Дверь туалета распахивается, Луиза возвращается. Тед вытирает щёки и пытается спрятаться, глядя в окно. Она плюхается на сиденье рядом, как будто это яма для прыжков в длину.
— Почему у вас такой грустный вид? Вы плакали? — спрашивает она.
Он яростно трёт глаза запястьем и раздражённо бормочет: «Нет».
— Это из-за волос? — с глубоким сочувствием спрашивает Луиза.
Сначала он совсем не понимает, но потом она чуть дольше, чем нужно, смотрит на линию его лба, и он бормочет: «Нет. Нет! Нет? Почему... почему вы так говорите?»
Она беззаботно пожимает плечами.
— Просто предположила. Вы смотрели на своё отражение в окне, и я решила, что из-за волос.
— Я не смотрел на отражение! — заявляет Тед.
После чего изо всех сил старается не смотреть, как смотрит на отражение лба в окне, проверяя, насколько же далеко отступила линия волос. Он вспоминает, что говорил Йоар: ты знаешь, что постарел, когда моешь голову мылом, а попу — шампунем.
Луиза перебивает его вполне дружелюбно куда более важным вопросом:
— Куда девается какашка?
— Прошу прощения?
— Какашка, которую люди какают в поезде, — куда она девается?
Тед прочищает горло так, как прочистил бы горло самый некомфортный человек в мире.
— Я... думаю, под поездом есть какой-то контейнер.
— А что будет, если он переполнится? Просто высыпят всё на рельсы?
Он выглядит почти потрясённым этой идеей.
— Не знаю. Может быть.
Она долго думает, потом очень серьёзно спрашивает:
— А если снаружи сильный ветер? То если идти рядом с рельсами — получишь какашкин торнадо прямо в лицо?
— Я никогда об этом не думал, — признаётся он.
— Как можно не думать об этом? Я теперь только об этом и думаю!
Он вздыхает так глубоко, что пшеничные поля за окном, наверное, полегли.
— Может быть... может, немного помолчим?
Она пожимает плечами и бормочет:
— Ладно. Конечно.
Она вытаскивает из рюкзака альбом, устраивается поудобнее и кладёт ноги на спинку переднего сиденья.

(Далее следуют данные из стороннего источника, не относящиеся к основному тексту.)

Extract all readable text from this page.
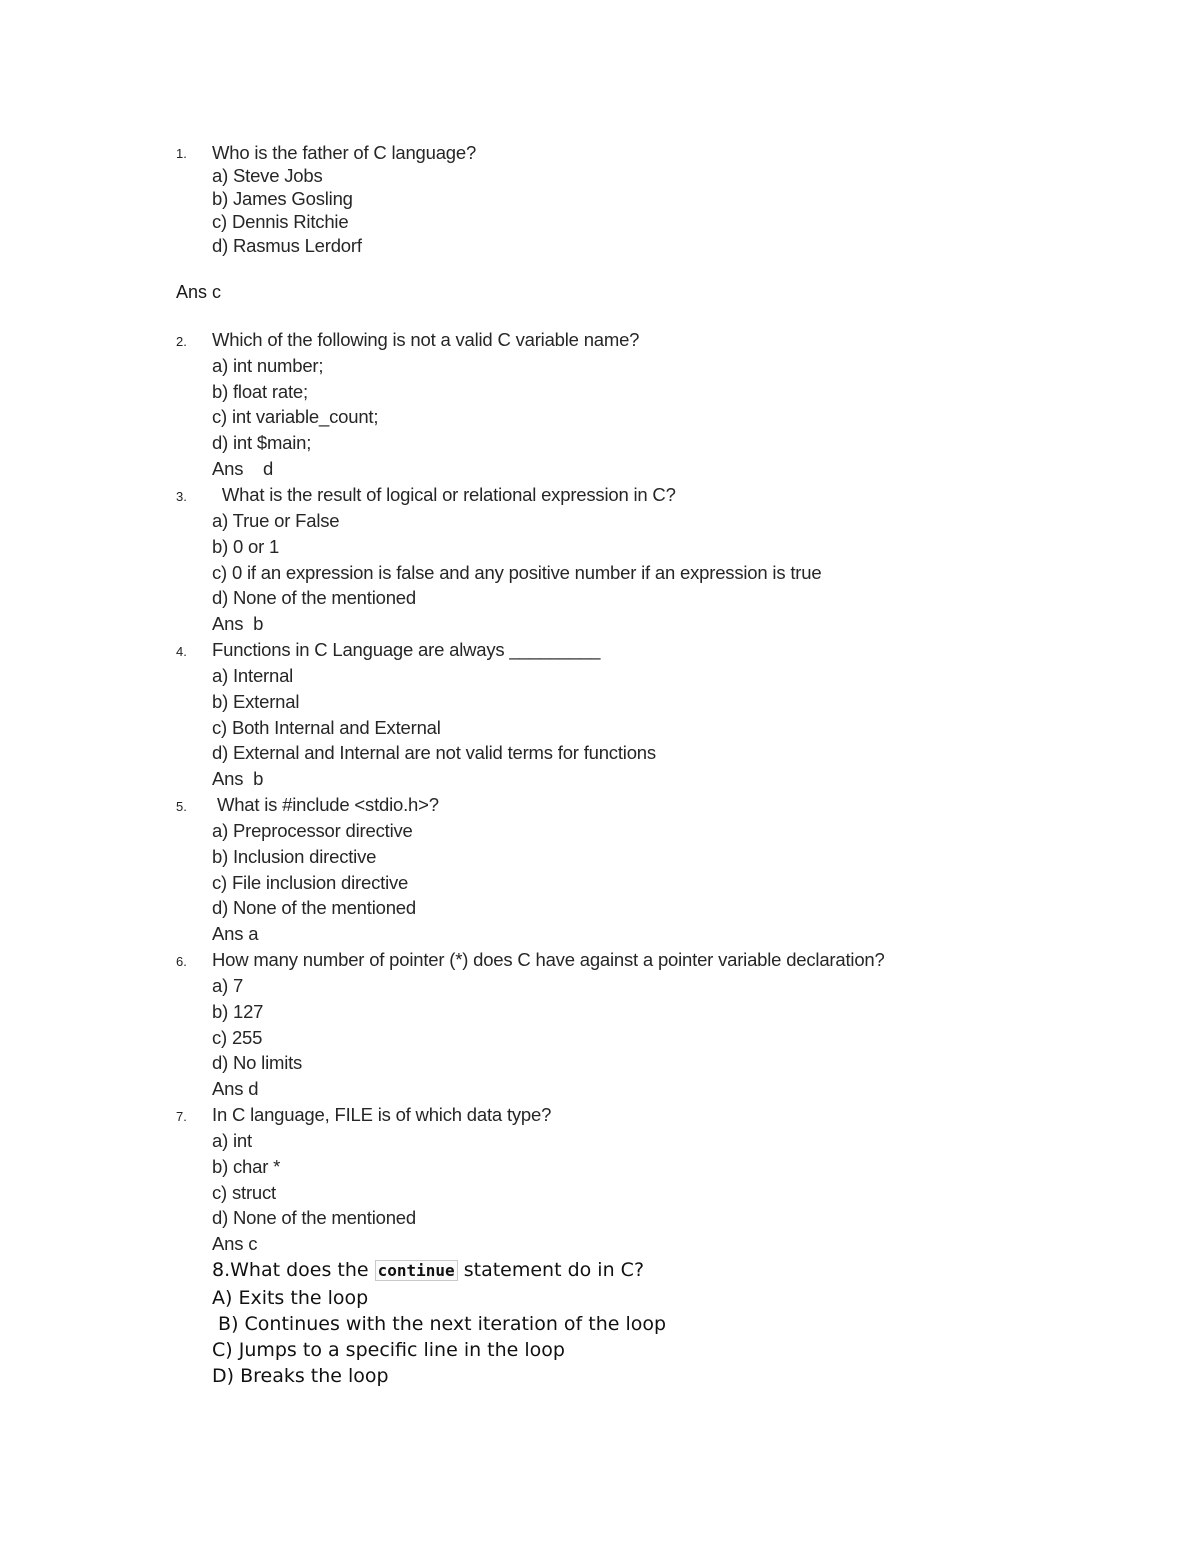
1. Who is the father of C language?
a) Steve Jobs
b) James Gosling
c) Dennis Ritchie
d) Rasmus Lerdorf
Ans c
2. Which of the following is not a valid C variable name?
a) int number;
b) float rate;
c) int variable_count;
d) int $main;
Ans    d
3. What is the result of logical or relational expression in C?
a) True or False
b) 0 or 1
c) 0 if an expression is false and any positive number if an expression is true
d) None of the mentioned
Ans  b
4. Functions in C Language are always _________
a) Internal
b) External
c) Both Internal and External
d) External and Internal are not valid terms for functions
Ans  b
5. What is #include <stdio.h>?
a) Preprocessor directive
b) Inclusion directive
c) File inclusion directive
d) None of the mentioned
Ans a
6. How many number of pointer (*) does C have against a pointer variable declaration?
a) 7
b) 127
c) 255
d) No limits
Ans d
7. In C language, FILE is of which data type?
a) int
b) char *
c) struct
d) None of the mentioned
Ans c
8.What does the continue statement do in C?
A) Exits the loop
B) Continues with the next iteration of the loop
C) Jumps to a specific line in the loop
D) Breaks the loop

Тед очень, очень старается не указывать на то, что так нельзя, — но скоро все поля до горизонта полегают под его вздохом:
— Пожалуйста, уберите ноги со спинки.
— Почему? — непонимающе спрашивает Луиза.
— Запачкаете, — говорит он.
Она смотрит на него, потом на спинку, потом снова на него.
— Что если я сниму обувь?
— Дело не в этом.
— А в чём тогда?
— В том, что нельзя сидеть, положив ноги на спинку переднего сиденья!
— Почему нет?
— Потому что так делают только плохо воспитанные дети!
Она смотрит на спинку, потом на него.
— Ладно. Полиция спинок.
Поезд тормозит, скрипит и качается, въезжая на станцию. Луиза замечает, что Тед постоянно смотрит на часы.
— Почему вы всё время смотрите на часы? — спрашивает она.
— Проверяю, вовремя ли идёт поезд, — отвечает он — более раздражённо, чем она считает обоснованным.
— Вы куда-то торопитесь?
— Нет.
— Тогда зачем вам знать, идёт ли он вовремя?
— Я всегда слежу за расписанием.
Она смотрит на него как на сумасшедшего — что ему совсем не нравится. Он думает о том, чтобы сходить в туалет, потом понимает, как неудобно вставать, и решает, что оно того не стоит. Луиза достаёт из рюкзака сигарету и балансирует ею между губами, продолжая рисовать.
— Вы с ума сошли? Здесь нельзя курить! — немедленно говорит Тед.
— Знаете, для человека, который хотел тишины, вы производите удивительно много шума, — замечает Луиза.
— Вы же понимаете, что здесь нельзя курить? — шипит он, и она шипит в ответ:
— Я даже не зажгла! У меня нет зажигалки! Я вообще не курю!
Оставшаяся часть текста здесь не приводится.